Define your finance parameters

The Equity Imperative

Solvency forecasts for pension funds are gloomy in most countries. In Switzerland, the three pillars will be insufficient and political blockages combined with individual egoism prevent a solution from being found. Everyone must therefore build up what I will call a fourth pillar for their retirement because the states will not be able to provide sufficient financial protection. A house, why not a little bit of gold are ways to contribute to this fourth pillar, but too much cash is a bad solution. Indeed, the real value of the same amount of money will decrease with time and the ridiculous yields of bonds make them unfit to compensate inflation. Stocks, in spite of their higher volatility and high current price level, allow to build up a diversified capital in terms of industries and currencies (nobody knows the relative value of the Swiss franc or its main currency in 20 years) and to fight against inflation.

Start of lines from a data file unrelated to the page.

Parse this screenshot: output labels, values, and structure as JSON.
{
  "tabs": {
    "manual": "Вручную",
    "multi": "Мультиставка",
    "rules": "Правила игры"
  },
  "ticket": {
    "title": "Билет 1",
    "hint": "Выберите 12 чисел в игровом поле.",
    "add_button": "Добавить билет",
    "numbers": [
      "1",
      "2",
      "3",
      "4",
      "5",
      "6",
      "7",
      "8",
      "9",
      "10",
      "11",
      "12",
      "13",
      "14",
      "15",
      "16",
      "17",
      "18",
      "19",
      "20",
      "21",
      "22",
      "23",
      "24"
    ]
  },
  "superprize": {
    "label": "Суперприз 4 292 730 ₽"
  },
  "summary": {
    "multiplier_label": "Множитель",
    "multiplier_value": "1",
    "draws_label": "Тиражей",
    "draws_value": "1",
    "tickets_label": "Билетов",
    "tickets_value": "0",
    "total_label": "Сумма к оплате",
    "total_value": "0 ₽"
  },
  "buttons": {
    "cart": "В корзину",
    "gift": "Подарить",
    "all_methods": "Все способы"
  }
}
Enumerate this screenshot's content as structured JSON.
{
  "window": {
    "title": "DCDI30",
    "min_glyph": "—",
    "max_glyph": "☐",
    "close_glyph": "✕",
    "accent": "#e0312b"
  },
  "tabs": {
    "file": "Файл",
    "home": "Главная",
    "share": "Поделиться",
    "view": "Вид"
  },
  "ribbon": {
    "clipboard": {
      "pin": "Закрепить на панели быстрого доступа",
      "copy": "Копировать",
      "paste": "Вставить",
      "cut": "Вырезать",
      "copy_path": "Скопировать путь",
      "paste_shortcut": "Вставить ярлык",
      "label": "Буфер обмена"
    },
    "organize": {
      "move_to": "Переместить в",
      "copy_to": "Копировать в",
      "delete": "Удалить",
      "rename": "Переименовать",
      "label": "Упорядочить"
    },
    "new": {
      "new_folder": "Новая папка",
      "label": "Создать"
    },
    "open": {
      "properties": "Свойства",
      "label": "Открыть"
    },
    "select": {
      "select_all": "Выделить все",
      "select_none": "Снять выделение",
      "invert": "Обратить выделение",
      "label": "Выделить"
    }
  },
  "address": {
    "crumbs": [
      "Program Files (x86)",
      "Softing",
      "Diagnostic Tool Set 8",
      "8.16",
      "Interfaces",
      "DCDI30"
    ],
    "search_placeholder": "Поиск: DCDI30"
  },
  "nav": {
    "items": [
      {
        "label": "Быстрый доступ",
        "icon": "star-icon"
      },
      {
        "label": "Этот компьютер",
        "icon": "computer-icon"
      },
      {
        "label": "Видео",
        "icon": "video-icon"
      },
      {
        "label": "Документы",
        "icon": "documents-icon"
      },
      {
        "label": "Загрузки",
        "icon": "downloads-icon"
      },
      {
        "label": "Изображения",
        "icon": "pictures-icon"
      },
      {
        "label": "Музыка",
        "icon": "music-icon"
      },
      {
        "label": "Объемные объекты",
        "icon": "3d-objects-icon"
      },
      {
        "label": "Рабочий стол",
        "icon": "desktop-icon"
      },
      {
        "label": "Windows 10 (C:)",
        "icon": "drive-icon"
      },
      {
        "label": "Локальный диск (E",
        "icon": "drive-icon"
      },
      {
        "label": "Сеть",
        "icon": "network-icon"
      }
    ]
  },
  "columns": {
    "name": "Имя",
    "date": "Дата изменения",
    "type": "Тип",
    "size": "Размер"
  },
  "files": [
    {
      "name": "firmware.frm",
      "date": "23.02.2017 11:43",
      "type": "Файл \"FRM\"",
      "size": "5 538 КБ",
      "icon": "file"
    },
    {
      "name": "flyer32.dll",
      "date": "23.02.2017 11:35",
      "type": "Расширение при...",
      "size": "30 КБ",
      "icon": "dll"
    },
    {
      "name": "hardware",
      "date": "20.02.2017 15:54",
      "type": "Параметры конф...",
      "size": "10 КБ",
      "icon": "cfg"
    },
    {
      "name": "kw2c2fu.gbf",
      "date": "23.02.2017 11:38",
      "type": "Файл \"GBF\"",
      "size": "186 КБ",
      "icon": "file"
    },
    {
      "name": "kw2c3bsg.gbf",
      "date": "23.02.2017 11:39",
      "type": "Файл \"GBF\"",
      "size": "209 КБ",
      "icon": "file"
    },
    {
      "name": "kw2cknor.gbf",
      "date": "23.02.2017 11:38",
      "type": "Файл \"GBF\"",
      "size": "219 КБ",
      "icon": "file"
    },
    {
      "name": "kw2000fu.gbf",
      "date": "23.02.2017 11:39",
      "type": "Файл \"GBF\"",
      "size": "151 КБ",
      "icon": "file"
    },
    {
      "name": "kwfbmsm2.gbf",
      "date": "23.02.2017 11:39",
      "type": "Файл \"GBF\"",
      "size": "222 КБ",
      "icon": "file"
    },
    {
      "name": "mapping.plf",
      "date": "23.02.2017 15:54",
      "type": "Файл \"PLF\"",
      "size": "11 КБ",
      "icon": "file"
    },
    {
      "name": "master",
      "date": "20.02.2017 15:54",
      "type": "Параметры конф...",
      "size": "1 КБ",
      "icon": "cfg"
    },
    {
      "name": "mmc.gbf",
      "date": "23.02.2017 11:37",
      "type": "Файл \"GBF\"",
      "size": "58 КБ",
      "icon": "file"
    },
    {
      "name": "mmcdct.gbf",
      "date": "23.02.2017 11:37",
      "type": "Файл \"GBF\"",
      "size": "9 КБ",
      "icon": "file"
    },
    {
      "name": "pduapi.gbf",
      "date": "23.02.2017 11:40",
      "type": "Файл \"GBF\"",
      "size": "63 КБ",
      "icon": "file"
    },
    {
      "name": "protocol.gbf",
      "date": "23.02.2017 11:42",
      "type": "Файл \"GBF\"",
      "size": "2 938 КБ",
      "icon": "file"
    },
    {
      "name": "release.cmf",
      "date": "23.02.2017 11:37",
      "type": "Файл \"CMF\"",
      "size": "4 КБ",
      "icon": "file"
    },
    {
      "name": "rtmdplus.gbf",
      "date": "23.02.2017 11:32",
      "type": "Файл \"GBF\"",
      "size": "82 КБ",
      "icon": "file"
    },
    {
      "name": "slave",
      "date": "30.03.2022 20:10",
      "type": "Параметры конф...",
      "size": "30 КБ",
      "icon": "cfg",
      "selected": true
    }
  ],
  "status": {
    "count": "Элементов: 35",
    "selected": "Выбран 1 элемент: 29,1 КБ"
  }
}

Personal expectations and investment plan

You shall define an investment plan that will include the long-term return expectations (which may correspond to a long-term history after deducting a conservation margin regarding the level of valuation, let’s say 5% or 3% after inflation), your asset allocation, i.e. the components of your wealth (real estate, stocks, bonds, cash, etc) and the part of your future wealth that you wish to invest in stocks. As cash loses its real value, real estate often already constitutes an important part and bonds do not offer a satisfactory return today, you can concentrate your efforts on equity. A basic asset allocation was earlier defined as a mix of bonds and equity. Due to the current monetary policies, bonds (particularly in USD, EUR, CHF) shall be avoided at the moment. For the sake of diversification, these stocks should represent the global market as best as possible, with different industries and currencies.

Understand the risks

To date, with few exceptions, the global economy and equity markets have always grown over the long term. In the short term, for reasons of liquidity, conflict or other crises, stocks can lose much of their value. Good returns on average are therefore accompanied by significant risks, especially in the case of individual companies. Diversification (see principles below) helps to mitigate this risk without reducing the potential return.

Define the time horizon

Do you want to invest in the medium term, in order to buy a chalet in Austria for which you will pay in Euro, or in the longer term for your future, i.e. to make reserves for the moment when you can stop working? If this is your case, the following principles are for you. Other people, such as some of the Gamestop buyers in February 2021 or such as those trying to time the market, see the stock market more as a short-term speculation game. I understand the playfulness and the need for thrill, but this is not my field and I address myself to readers who are looking for a solid and serious long-term approach. This recommendation is less exciting and entertaining that other propositions, but you will have the best chance of success on the long-term.